The experience has taught her to think differently about risk. Rather than avoiding it, she has learned to evaluate it carefully, ensuring every investment either improves the audience experience or strengthens the long-term value of the intellectual property being created.

It has also reinforced a lesson many entrepreneurs struggle to learn: the power of restraint. "I've learned that saying no is one of the most valuable skills an entrepreneur can develop," she said.

That same discipline extends to the stories Faaji chooses to tell. Oyinkansola has little interest in creating content designed to dominate social media conversations for a weekend before disappearing from public memory. She is drawn instead to stories that reveal something meaningful about people and leave a lasting impression on audiences.

"We're interested in ideas that reveal something true about people. I think they create conversations long after the credits roll," she said.

Authenticity plays a central role in that process. For Oyinkansola, building globally successful entertainment does not require sacrificing cultural identity. If anything, she believes the opposite is true.

"The stories that travel furthest are often the most specific. People everywhere understand ambition, betrayal, friendship, loyalty, sacrifice and hope. Those emotions don't belong to one country," she said.

Rather than trying to imitate successful international formats, she believes African creators should focus on telling universal stories through an African lens. It is a philosophy that sits at the heart of GRIT, a show she describes as more emotionally grounded and visually elevated than traditional reality television. The ambition is not simply to entertain but to create a premium format capable of resonating with audiences across different cultures while remaining unmistakably African.
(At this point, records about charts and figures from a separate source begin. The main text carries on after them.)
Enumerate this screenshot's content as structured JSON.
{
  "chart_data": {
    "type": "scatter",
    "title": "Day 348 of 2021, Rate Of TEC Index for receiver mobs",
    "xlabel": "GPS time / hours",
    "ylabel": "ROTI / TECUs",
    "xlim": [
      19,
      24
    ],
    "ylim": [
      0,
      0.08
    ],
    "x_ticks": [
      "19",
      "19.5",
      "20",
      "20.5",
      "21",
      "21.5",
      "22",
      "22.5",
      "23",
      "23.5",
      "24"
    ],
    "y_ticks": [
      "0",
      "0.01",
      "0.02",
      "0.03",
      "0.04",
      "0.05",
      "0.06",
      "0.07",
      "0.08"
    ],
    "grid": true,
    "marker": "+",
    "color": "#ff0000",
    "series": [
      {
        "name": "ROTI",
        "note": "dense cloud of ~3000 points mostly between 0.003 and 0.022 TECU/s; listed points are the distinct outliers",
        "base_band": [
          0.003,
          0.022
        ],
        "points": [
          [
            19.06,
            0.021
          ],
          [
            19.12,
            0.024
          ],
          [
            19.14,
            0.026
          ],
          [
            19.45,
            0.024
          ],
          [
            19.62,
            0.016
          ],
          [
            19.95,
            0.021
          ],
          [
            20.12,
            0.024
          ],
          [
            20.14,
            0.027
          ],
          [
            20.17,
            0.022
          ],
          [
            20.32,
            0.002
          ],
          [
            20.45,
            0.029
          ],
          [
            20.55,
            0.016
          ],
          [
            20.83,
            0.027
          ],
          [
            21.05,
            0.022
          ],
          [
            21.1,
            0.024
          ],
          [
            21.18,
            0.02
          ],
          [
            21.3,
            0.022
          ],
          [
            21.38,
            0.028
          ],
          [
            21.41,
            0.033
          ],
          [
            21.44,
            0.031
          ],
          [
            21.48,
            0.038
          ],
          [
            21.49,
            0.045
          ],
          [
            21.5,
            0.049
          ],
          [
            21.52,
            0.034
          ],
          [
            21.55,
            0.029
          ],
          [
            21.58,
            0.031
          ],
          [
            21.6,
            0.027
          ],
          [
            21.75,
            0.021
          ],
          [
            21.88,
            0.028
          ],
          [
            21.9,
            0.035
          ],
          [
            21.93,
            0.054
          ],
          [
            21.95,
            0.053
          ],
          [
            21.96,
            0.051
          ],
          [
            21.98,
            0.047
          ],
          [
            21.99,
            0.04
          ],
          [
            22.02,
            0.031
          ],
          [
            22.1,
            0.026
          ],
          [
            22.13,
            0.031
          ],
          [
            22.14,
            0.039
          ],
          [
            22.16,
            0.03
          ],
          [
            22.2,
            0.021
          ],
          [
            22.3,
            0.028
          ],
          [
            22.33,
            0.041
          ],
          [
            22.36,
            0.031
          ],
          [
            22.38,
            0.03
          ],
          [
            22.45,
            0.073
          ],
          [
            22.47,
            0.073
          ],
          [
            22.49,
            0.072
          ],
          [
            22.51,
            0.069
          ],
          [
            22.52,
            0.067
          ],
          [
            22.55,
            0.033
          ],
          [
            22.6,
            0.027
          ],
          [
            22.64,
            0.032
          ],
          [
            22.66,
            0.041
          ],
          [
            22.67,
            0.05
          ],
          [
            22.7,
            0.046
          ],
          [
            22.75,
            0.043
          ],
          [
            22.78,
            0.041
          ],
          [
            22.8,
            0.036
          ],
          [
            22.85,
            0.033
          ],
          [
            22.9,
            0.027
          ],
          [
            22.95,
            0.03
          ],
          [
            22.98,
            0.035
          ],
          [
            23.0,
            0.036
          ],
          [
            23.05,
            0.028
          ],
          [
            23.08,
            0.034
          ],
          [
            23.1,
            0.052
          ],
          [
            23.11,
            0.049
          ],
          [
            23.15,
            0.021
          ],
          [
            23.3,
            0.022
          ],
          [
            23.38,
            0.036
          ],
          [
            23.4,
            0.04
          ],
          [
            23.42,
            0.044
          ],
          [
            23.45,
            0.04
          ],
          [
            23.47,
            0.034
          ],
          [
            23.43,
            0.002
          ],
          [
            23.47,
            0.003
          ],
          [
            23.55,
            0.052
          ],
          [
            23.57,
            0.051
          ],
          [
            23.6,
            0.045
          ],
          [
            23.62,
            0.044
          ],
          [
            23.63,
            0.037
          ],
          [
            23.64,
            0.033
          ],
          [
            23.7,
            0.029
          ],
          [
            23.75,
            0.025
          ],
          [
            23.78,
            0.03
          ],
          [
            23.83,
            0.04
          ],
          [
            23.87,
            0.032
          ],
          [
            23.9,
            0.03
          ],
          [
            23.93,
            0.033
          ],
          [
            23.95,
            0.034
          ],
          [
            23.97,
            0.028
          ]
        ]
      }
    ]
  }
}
Building One of Africa's Defining Studios

Yet Oyinkansola's vision extends beyond television itself. As an African woman building an independent entertainment company in an industry traditionally shaped by gatekeepers, she has never been interested in waiting for permission to pursue her ambitions.

"When I decided to build Faaji Productions, I made a decision very early on that I wasn't going to wait to be given permission to build," she said. "I was going to build successfully in this industry regardless."

Over time, she has become less focused on gaining access to existing opportunities and more interested in creating new ones.

"There will always be rooms you're invited into and rooms you have to build yourself," she said. "I've become far more interested in creating opportunities than simply accessing existing ones."

Part of her motivation comes from wanting to expand perceptions of what African women can achieve within the entertainment industry. She hopes Faaji's success will inspire more women to see themselves not only as creators, but as founders, studio owners and builders of globally competitive businesses.

Beyond that, she hopes the company contributes to a broader shift within Africa's creative economy. While she acknowledges the importance of international partnerships and investment, she believes African creators should think more intentionally about ownership.

"I want us to think not only about getting commissioned, but about building intellectual property that we own," she said. "Africa doesn't need to choose between partnership and ownership. We need both."

That idea ultimately captures what Faaji Productions is trying to become. The company may produce television, but television is only part of the story. GRIT may be the first expression of her vision, but Oyinkansola is already thinking far beyond a single show.

"I don't want Faaji Productions to be known only for GRIT," she said. "I want us to become one of the defining entertainment studios to come out of Africa."

She hopes that one day audiences around the world will enjoy globally successful formats without realising they all originated from the same African company. If that happens, the achievement will be about more than television. It will be proof that Africa can do more than tell great stories. It can own them too.